Azure Databricks Lakebase、正式リリース(GA)——14リージョンで提供開始
Databricksは2026年3月、Azure Databricks Lakebase の一般提供(GA)を発表した。Microsoftとの共同発表となった今回のリリースは、アプリケーション開発とデータ分析の間に長年存在してきた「データの壁」を取り払う試みとして注目を集めている。
従来の問題:ETLという「データ税」
これまで、PostgreSQLなどのオペレーショナルデータベースとデータレイク・分析基盤の間にはギャップが存在していた。開発チームはそのギャップを埋めるために複雑なETL(Extract/Transform/Load)パイプラインを構築・維持し続ける必要があった。このアーキテクチャは単に開発スピードを落とすだけでなく、ストレージの重複コストや、リアルタイムデータと分析データの間にタイムラグを生む「データ税」として機能してきた。
Lakebase の核心:コンピュートとストレージの分離
Lakebase はこの課題をアーキテクチャレベルで解決する。コンピュート(処理)とストレージ(データ保管)を分離した設計により、オペレーショナルデータをレイクハウスのストレージに直接書き込める。
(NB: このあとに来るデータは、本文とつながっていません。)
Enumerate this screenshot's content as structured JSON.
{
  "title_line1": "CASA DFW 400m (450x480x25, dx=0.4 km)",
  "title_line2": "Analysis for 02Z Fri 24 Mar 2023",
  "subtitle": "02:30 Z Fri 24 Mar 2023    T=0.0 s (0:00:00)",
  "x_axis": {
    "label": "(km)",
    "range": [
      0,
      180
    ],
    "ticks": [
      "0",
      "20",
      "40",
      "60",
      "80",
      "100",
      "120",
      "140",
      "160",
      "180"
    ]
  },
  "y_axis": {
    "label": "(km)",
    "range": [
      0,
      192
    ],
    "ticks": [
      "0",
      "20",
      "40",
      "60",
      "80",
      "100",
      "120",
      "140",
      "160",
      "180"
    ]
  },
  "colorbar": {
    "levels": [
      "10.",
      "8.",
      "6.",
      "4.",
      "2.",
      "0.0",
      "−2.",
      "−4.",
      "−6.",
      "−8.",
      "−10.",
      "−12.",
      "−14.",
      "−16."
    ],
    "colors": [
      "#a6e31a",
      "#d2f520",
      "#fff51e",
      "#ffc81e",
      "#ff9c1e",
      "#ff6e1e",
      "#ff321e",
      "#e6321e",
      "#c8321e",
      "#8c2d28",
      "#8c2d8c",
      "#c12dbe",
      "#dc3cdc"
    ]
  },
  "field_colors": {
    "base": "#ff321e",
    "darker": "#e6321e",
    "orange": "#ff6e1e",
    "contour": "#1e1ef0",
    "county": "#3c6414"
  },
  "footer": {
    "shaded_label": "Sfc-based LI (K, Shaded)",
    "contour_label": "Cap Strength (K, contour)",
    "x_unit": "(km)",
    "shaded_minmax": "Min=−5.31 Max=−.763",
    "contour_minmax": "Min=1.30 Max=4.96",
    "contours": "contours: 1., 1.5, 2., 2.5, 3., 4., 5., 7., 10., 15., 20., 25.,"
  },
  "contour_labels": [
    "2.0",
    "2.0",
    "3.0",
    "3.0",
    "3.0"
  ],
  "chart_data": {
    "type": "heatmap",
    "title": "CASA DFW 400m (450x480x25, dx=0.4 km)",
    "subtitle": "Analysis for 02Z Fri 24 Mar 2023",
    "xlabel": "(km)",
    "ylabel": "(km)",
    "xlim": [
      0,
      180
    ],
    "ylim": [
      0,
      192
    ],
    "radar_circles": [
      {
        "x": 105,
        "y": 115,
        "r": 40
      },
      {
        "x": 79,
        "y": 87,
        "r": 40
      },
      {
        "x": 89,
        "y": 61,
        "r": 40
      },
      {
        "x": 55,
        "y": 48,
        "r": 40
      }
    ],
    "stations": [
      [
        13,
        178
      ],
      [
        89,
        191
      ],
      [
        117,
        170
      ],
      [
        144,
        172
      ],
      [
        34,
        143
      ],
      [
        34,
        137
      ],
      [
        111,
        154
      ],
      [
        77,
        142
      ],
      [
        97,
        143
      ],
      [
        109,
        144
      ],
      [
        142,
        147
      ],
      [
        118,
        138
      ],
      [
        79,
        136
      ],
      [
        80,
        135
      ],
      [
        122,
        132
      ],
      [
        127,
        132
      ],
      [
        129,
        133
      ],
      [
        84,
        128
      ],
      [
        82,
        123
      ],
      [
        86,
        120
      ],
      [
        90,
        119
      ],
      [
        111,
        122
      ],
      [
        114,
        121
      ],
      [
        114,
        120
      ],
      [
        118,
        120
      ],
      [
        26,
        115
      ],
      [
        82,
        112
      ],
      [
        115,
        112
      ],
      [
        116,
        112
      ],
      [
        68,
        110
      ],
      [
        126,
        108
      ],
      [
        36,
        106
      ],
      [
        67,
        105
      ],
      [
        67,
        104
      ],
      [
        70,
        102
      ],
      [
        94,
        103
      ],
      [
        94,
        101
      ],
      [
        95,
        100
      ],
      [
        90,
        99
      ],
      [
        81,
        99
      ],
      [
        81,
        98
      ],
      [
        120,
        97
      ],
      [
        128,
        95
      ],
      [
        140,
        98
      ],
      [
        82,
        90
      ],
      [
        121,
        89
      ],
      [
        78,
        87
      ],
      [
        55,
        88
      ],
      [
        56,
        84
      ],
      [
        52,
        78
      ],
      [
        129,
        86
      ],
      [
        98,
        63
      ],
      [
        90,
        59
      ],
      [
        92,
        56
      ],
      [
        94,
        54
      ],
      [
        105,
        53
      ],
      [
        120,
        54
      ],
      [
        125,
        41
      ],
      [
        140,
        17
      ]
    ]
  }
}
つまり、トランザクション系と分析系で別々にデータを持つ必要がなくなり、ETLパイプラインそのものが不要になる。
主な機能
サーバーレス&オートスケーリング トラフィックに応じて自動スケールし、アイドル時はゼロにスケールダウン。使った分だけ課金されるモデルで、TCO(総所有コスト)の最小化を実現する。
インスタントブランチング&ゼロコピークローン 本番データのブランチを数秒で作成できる。スキーママイグレーションのテストやクエリのデバッグを、本番環境への影響ゼロで実施可能。AIエージェントを活用した高速な開発サイクルとの相性も良い。
ポイントインタイムリカバリ(PITR) 障害やミスが発生した際、任意の時点にデータベースを即座に復元できる。
標準Postgres互換
既存のPostgresツールやライブラリとの完全互換を維持。AIベクトル検索向けの pgvector や地理空間分析向けの PostGIS など、主要な拡張機能にも対応する。
日本市場への影響
Azureを活用している日本企業にとっても注目すべきサービスだ。特に、データ分析基盤(Databricks)とアプリケーション用DBを別々に運用しているケースでは、アーキテクチャの統合によってコスト削減と開発効率化の両立が期待できる。物流データ企業のHafniaは「アプリ・分析・AIを1つのガバナンス基盤に統合し、データ重複をなくしてリアルタイム機能を迅速に出荷できるようになった」とコメントしている。
Lakebaseは現在14のAzureリージョンで利用可能となっており、既存のAzure投資を活かしながら統一データアーキテクチャへの移行を検討している組織にとって有力な選択肢となりそうだ。